Esta semana hemos ido descubriendo que el palomo, el negro con las puntas de las alas blancas, no tiene solo una paloma sino que tiene por lo menos 3. También le vimos enseñando a volar a un polluelo, tenía aún plumón amarillo en la cabeza, seguro que era tambien hijo suyo (en la foto el macho y su crio de peluca amarilla emperchado en una butaca). Lo vi varias veces en el otro balcón ligando con otra paloma entre los tiestos. Menudo macho cabrón, el palomo, como ya me imaginaba, debe tener nidos repartidos por todo el barrio. ¿Os imaginais la capacidad de cria que tiene un solo macho? Si ahora tiene más de un nido con cada hembra, podría tener perfectamente unos 12 polluelos en un verano.
Ultimamente todas las mañanas a las 8 de la mañana nos despiertan con follón. Los polluelos hacen mucho ruido con las alas cuando comen y el palomo tambien cloquea y hace sus gorgoritos para llamar a las hembras. Hoy me levanté hecha toda una furia por el ruido que hacían y abrí el balcón para ver. ¡Pues no estaba el macho allí ligando en el suelo de la esquina con las hembras clocka que clocka! Pegué un portazo con el postigo y me puse tan furiosa que fui a agarrar al palomo y les pegue una patada. No veas que revuelo, las tres palomas que se escondían tras la maceta atrapadas entre mi y la barandilla que aleteaban intentando escapar. -Ya verás como te pille-, le amenazaba, mientras el muy jodido me miraba amenazante desde el alfeizar de una ventana del piso de enfrente.

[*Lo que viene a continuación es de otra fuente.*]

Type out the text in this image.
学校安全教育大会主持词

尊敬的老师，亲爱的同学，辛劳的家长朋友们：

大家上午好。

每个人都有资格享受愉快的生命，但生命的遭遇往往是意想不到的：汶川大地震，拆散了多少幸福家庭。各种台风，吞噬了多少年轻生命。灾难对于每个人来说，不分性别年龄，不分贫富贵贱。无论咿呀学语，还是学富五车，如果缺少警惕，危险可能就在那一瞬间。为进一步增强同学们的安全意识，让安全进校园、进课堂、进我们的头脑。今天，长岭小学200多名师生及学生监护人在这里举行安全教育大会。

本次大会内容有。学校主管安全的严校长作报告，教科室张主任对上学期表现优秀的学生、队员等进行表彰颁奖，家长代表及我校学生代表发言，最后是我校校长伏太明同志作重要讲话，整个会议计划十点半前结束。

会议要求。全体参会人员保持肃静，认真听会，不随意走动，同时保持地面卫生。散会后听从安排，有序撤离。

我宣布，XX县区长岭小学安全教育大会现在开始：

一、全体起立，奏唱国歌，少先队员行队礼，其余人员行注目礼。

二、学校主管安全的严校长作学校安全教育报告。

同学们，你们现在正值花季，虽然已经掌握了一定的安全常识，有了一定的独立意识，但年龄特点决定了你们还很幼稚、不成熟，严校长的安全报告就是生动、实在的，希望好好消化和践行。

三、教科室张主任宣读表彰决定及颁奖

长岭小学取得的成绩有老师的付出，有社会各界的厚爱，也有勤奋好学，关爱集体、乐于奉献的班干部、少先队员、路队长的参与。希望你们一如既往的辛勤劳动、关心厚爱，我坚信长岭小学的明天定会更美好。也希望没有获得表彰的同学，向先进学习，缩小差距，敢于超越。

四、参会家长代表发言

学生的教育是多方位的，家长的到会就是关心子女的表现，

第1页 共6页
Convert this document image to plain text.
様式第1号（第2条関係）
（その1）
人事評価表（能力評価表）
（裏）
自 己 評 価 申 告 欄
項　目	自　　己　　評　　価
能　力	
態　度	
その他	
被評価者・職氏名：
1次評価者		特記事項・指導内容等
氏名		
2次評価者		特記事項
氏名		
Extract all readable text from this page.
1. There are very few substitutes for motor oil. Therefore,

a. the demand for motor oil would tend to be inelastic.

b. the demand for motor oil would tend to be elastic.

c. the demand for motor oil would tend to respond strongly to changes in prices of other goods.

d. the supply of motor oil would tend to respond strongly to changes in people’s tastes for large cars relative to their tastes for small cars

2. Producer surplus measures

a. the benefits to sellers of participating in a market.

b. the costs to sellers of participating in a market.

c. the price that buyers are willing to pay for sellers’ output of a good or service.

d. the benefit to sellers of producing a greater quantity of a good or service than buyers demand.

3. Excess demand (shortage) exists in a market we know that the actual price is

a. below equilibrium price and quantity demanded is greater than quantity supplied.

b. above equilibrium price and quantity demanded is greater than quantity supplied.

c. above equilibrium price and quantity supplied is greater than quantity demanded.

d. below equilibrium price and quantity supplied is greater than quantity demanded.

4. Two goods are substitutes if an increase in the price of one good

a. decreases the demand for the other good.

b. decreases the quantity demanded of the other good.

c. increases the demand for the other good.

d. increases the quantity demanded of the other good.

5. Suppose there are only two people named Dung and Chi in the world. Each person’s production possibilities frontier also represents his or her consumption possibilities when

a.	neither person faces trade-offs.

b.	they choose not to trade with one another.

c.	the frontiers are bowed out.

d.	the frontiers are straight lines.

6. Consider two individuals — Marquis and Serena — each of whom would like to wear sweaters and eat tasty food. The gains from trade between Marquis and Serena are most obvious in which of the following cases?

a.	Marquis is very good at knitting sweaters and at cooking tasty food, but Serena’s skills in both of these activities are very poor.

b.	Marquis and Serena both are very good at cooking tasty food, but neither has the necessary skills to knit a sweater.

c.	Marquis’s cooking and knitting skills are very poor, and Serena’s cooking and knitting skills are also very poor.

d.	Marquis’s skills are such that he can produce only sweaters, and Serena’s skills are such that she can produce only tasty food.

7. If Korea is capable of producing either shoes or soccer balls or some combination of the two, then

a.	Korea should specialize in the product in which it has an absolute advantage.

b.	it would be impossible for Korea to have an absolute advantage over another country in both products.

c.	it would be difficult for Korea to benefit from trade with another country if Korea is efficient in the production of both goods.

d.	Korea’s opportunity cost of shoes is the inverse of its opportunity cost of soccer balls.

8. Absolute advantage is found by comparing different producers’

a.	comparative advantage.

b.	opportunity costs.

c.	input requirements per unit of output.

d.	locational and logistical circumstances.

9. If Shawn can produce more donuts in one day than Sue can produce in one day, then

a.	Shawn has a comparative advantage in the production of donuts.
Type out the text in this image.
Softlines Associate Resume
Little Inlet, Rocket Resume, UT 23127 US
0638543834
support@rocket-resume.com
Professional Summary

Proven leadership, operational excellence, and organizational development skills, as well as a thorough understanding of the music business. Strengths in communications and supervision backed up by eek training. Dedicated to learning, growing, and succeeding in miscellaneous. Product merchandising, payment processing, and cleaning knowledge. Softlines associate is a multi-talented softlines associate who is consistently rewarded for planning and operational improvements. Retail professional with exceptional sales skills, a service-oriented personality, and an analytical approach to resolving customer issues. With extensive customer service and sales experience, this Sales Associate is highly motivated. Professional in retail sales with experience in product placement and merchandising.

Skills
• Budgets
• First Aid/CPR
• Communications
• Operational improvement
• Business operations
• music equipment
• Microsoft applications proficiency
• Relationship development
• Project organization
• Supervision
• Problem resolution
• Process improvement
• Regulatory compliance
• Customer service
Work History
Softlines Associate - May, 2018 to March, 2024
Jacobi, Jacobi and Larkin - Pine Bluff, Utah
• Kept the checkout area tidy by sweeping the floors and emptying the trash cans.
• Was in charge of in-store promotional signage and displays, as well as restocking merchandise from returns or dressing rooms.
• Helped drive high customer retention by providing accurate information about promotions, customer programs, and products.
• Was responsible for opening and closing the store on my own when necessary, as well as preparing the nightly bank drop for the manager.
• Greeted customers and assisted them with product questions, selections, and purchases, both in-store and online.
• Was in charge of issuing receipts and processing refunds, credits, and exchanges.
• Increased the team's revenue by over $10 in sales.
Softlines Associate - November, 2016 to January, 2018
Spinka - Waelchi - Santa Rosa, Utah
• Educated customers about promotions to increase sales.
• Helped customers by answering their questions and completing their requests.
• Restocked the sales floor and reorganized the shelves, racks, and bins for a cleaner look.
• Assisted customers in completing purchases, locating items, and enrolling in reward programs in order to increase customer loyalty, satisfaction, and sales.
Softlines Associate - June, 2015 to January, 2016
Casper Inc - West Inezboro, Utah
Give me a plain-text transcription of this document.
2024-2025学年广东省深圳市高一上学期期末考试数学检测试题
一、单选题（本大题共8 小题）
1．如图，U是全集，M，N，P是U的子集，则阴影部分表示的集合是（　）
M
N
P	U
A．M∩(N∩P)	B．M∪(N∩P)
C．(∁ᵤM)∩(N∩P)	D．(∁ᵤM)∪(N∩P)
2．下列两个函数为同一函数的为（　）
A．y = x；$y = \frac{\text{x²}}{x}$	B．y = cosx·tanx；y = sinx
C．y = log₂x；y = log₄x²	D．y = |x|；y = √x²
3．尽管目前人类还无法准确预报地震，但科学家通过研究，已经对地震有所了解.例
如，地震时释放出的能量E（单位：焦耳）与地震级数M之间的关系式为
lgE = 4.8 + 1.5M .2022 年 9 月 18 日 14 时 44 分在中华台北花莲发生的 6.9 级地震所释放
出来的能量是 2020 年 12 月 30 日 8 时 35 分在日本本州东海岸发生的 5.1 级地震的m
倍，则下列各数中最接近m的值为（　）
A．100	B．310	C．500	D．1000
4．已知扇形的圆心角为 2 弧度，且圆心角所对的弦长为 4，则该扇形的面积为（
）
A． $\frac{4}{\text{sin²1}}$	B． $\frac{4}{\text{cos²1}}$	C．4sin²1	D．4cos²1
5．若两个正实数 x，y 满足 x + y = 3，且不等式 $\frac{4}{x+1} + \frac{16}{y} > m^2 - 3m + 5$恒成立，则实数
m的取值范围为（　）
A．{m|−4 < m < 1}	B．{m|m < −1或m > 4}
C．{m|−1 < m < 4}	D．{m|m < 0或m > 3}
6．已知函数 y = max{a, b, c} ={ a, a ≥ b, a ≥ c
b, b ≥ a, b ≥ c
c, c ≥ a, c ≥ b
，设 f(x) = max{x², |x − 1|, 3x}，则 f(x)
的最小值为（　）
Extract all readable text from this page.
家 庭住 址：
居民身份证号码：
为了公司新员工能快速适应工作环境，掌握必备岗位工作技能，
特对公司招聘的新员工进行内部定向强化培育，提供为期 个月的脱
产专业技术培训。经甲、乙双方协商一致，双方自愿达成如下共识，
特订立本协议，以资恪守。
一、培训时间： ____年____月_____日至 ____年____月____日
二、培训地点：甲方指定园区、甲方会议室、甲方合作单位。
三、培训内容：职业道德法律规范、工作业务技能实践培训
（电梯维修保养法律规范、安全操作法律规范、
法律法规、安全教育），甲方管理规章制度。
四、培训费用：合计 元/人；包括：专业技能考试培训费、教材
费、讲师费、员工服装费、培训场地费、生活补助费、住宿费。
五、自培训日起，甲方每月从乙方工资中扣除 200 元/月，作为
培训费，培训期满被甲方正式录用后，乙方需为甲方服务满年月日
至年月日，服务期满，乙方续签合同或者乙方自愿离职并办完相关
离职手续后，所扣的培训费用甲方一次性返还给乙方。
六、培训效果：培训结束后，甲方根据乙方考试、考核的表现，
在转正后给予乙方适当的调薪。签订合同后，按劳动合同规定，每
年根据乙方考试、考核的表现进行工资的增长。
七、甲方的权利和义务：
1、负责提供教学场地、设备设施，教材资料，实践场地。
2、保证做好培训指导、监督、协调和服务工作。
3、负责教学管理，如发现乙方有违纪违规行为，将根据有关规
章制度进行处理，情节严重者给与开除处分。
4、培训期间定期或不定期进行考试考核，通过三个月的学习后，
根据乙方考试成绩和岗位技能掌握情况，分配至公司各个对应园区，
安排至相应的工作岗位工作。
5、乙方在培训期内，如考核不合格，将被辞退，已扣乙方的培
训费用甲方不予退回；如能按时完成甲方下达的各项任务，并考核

Ya fue el colmo cuando más tarde un vecino alemán de mi piso, que siempre se pone a tomar el sol en su balcón unos pisos más abajo, me decía que tuviera cuidado, que habían palomas en mi balcón. A él seguro les cagan cuando se ponen todas en el balcón del piso de al lado que cae justo encima del suyo. Como una furia salimos al balcón y comprobamos que estaban allí liados otra vez, tres o cuatro palomas toda la familia del macho. Ya estaba bien que le hubieramos dejado los polluelos en nuestro balcón pero ya pretendía poner otro nido más.
Todo estaba lleno de cagadas a si que me puse a limpiar. Les quité el plástico que tenía en el balcón que protegía del viento y el sol. Moví y zarandanee la maceta de los polluelos para poder limpiar detrás. Todo este tiempo los padres de los polluelos se pusieron muy nerviosos y venían a intentar pararse en la barandilla, pero los echábamos una y otra vez, hasta que decidieron sentarse a esperar en la ventana de enfrente.
Ya lo tenía limpio todo y los dejé tranquilos un rato, no sin antes amenazarlos un poco más. Luego dejé la persiana abierta y con el viento se ve que hizo un portazo. No se si fue eso pero los polluelos se bajaron de la maceta al suelo para esconderse. También puede ser que les diera vertigo ya que sin el plástico de la barandilla se verían muy inseguros. El caso es que ahora se cagan por todo el suelo y no los aguanto más.
Y además ahora se confirman nuestros temores. Ahora que se sienten seguras no se quieren ir.